Cortex began in June 2016 as a design document titled "Project Frankenstein: A Multi Tenant, Scale Out Prometheus", followed by a talk of the same name at PromCon 2016. It was started by Tom Wilkie (then at Weaveworks, later Grafana Labs) together with Prometheus co-author Julius Volz, and ran as the engine behind Weaveworks' hosted Prometheus service (Grafana Labs blog).

The motivating problem: a single Prometheus is capped by one machine's throughput and storage, its HA story is weak, and it cannot isolate many independent Prometheus tenants inside one cluster. Cortex addresses this by centrally receiving remote write traffic and sharding it horizontally (CNCF blog).

Timeline

YearMilestone
2016"Project Frankenstein" design doc and PromCon talk; origin at Weaveworks.
2018Accepted into the CNCF Sandbox (2018-09-20).
2020Promoted to CNCF Incubating (2020-08-20), announced alongside Thanos.
2026Active development continues; v1.21.1 released 2026-06-04.

How it evolved

The largest architectural shift was storage.

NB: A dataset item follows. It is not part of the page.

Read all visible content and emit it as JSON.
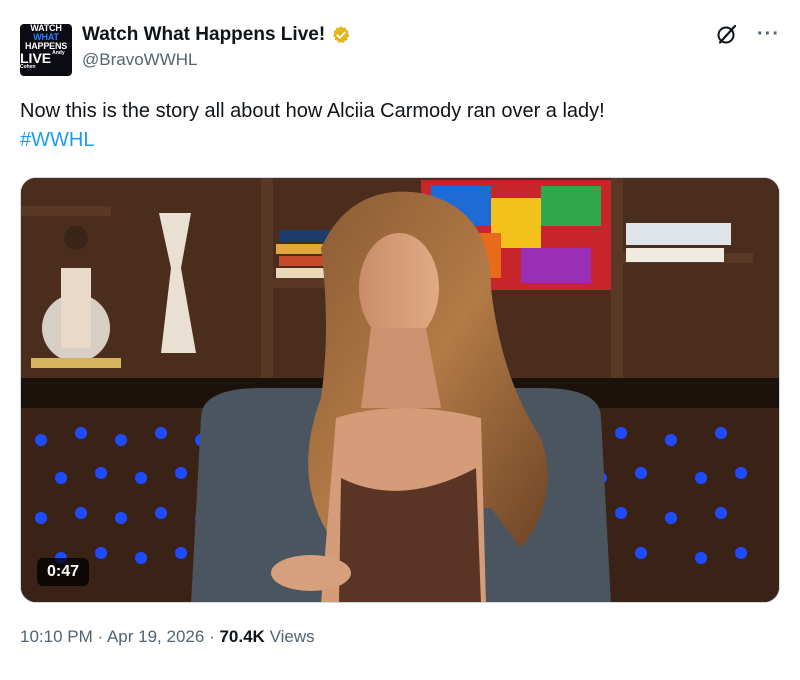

The original chunks storage engine was deprecated in v1.10.0 and superseded by blocks storage, which is built on the Prometheus TSDB and Thanos object storage blocks. Through that move, Cortex came to share shipper, store-gateway, and compactor code with Thanos (CNCF blog).

Governance matured at the same pace. At incubation the project reported 8 maintainers across 4 companies (Grafana Labs, Microsoft, Splunk, Weaveworks), and named EA, Gojek, and REWE Digital as production users running more than 15 million active series (CNCF blog).

In 2022 Grafana Labs forked Cortex into Grafana Mimir. That fork is real, but it did not stop Cortex: the upstream repository continues to ship releases independently.

Where it stands now

Cortex remains an actively developed CNCF Incubating project. The pinned commit 42c26e7 was pushed on 2026-06-23, the repository is not archived, and v1.21.1 was released on 2026-06-04. Some third-party comparison posts describe Cortex as stalled or in maintenance mode after the Mimir fork, but that claim is contradicted by the live repository's recent releases and commits, so it is not adopted here.